Extended Tutte polynomial computation to complex arrangements.

Derived Tutte polynomials for arrangements related to imprimitive reflection groups.

Provided a framework for analyzing symmetric hyperplane arrangements.

Abstract

The Tutte polynomial is originally a bivariate polynomial which enumerates the colorings of a graph and of its dual graph. Ardila extended in 2007 the definition of the Tutte polynomial on the real hyperplane arrangements. He particularly computed the Tutte polynomials of the hyperplane arrangements associated to the classical Weyl groups.

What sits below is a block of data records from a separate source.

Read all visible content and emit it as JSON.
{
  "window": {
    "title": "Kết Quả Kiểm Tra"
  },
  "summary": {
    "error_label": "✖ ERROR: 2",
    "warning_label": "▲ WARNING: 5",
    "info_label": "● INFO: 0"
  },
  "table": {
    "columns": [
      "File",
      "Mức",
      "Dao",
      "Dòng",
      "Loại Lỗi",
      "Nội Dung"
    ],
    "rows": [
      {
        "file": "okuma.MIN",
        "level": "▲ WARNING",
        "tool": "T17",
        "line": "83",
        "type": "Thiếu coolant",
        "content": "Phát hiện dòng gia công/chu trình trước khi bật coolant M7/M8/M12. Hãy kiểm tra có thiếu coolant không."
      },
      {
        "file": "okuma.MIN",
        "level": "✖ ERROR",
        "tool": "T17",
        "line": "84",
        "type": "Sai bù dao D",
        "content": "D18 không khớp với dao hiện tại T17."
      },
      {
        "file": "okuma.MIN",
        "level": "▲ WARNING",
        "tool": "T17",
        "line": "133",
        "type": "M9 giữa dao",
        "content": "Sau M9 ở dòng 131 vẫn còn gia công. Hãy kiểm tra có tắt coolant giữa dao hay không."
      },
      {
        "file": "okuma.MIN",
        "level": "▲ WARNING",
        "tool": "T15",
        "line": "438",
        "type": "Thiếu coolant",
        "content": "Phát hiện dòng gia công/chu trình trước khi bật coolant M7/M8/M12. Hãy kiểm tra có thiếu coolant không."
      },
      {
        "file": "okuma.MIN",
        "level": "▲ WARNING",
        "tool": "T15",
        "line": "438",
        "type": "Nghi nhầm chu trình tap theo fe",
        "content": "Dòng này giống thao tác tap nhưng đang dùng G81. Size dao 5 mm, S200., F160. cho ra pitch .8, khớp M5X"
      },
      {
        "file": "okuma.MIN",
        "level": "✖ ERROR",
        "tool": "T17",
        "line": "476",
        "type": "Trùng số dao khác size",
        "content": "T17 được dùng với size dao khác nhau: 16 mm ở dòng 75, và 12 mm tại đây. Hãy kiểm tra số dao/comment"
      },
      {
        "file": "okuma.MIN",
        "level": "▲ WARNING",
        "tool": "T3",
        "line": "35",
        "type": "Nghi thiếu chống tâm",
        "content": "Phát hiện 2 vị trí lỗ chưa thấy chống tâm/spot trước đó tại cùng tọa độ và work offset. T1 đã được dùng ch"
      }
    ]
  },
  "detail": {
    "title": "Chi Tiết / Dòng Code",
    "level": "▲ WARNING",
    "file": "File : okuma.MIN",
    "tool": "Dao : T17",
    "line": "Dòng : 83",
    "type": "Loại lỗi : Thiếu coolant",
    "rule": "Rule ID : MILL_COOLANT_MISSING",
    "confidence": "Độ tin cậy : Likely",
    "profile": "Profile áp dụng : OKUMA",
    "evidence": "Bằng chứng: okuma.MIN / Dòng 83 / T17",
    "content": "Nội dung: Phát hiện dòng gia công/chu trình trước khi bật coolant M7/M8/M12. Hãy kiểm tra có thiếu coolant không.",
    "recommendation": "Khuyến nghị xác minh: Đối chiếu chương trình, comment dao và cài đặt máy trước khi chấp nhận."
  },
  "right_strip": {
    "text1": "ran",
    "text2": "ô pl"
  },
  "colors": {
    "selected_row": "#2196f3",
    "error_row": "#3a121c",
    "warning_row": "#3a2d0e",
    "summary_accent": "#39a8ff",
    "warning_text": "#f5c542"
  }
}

Those associated to the exceptional Weyl groups were computed by De Concini and Procesi one year later. This article has two objectives: On one side, we extend the Tutte polynomial computing to the complex hyperplane arrangements. On the other side, we introduce a wider class of hyperplane arrangements which is that of the symmetric hyperplane arrangements. Computing the Tutte polynomial of a symmetric hyperplane arrangement permits us to deduce the Tutte polynomials of some hyperplane arrangements, particularly of those associated to the imprimitive reflection groups.